这允许单个 robot_config.yaml``（包含所有可能的观测）支持具有不同观测需求的多个模型。例如：- **ACT 模型**：需要 ``images.top、images.wrist、observation.state - Diffusion 模型：仅需要 images.top、observation.state

节点读取模型的 config.json line 189-203，提取 input_features，并相应过滤订阅。

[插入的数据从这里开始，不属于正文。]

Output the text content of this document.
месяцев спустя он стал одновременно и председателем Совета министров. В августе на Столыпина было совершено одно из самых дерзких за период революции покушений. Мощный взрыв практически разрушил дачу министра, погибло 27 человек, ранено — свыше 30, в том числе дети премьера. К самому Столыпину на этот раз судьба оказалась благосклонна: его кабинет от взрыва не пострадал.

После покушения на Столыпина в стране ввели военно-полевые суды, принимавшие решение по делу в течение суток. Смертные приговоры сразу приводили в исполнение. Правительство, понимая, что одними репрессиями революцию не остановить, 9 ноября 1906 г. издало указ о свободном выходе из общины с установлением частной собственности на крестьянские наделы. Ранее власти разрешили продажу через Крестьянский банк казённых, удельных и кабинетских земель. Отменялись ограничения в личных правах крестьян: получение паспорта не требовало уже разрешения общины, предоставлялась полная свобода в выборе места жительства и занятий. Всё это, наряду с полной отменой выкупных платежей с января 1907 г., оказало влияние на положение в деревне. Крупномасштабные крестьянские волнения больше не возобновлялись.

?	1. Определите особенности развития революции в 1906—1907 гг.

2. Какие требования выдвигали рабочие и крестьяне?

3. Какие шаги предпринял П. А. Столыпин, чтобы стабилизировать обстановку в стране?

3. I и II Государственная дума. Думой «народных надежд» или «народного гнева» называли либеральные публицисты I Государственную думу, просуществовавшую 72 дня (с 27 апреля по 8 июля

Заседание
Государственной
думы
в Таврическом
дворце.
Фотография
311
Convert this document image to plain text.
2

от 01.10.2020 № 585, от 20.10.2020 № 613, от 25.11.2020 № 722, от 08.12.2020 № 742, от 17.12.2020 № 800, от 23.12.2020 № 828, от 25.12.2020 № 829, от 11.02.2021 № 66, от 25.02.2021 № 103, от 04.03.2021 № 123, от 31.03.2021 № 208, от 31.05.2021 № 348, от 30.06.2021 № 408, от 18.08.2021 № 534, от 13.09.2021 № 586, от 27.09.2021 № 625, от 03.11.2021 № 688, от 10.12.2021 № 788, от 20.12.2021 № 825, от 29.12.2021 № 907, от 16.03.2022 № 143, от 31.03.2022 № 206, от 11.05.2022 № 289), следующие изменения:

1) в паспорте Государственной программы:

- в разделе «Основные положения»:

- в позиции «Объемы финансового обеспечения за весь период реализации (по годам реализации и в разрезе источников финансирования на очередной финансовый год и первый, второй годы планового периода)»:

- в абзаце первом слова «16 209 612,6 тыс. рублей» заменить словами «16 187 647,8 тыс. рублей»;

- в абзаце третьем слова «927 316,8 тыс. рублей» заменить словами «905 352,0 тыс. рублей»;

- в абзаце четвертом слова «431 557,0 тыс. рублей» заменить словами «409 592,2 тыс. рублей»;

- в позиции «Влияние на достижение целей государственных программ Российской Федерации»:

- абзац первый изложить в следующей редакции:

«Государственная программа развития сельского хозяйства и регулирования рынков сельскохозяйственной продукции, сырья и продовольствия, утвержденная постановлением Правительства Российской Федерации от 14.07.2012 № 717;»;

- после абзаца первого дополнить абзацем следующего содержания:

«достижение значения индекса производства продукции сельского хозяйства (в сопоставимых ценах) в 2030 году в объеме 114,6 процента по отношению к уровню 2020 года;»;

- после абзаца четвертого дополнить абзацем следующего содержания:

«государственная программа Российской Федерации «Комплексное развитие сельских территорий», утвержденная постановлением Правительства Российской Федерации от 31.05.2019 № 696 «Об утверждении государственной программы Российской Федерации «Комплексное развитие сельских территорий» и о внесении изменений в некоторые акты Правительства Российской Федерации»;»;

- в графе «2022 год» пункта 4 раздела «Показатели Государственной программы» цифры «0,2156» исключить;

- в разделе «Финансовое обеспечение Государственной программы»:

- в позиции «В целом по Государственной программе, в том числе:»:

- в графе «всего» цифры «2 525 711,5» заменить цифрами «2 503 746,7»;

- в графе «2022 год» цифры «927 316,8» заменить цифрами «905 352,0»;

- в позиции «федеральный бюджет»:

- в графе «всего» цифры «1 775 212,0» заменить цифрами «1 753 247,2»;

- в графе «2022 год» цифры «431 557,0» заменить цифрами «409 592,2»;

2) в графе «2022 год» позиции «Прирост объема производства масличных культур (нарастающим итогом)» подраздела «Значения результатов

源码： src/inference_service/inference_service/lerobot_policy_node.py:180-241

推理执行

由于协调器抽象，_execute_monolithic() 函数非常简单：

# lerobot_policy_node.py:491-493
def _execute_monolithic(self, obs_frame: Dict[str, Any]) -> CoordinatorResult:
    """在单体模式下执行推理（零拷贝）。"""
    return self._coordinator(obs_frame)

obs_frame 是从 StreamBuffers 采样的原始观测字典（图像为 numpy 数组，状态为列表）。协调器处理整个管道并返回 CoordinatorResult dataclass：

@dataclass
class CoordinatorResult:
    action: torch.Tensor  # 最终动作张量 (chunk_size, action_dim)
    chunk_size: int  # 块中的动作数量
    total_latency_ms: float  # 端到端延迟
    preprocess_latency_ms: float  # 预处理时间
    inference_latency_ms: float  # GPU 前向传播时间
    postprocess_latency_ms: float  # 后处理时间
    policy_type: str  # "ACT"、"Diffusion" 等

源码： src/inference_service/inference_service/lerobot_policy_node.py:491-493

性能特征

延迟分解

RTX 4060 上 ACT 策略的典型延迟（chunk_size=100）：

阶段	延迟	备注
预处理	~8-12ms	图像调整大小、归一化、拼接
推理	~15-25ms	GPU 上的模型前向传播
后处理	~2-5ms	反归一化、裁剪
总计	~25-40ms	组件间通信零开销

内存效率

所有张量在整个管道中驻留在 GPU 上：

观测数据 (CPU)
    ↓ (拷贝到 GPU)
TensorPreprocessor (GPU)
    ↓ (引用)
PureInferenceEngine (GPU)
    ↓ (引用)
TensorPostprocessor (GPU)
    ↓ (拷贝到 CPU 用于 ROS 发布)
动作输出 (CPU)

仅发生 两次设备传输：输入到 GPU 和输出到 CPU。无中间 .cpu() 调用。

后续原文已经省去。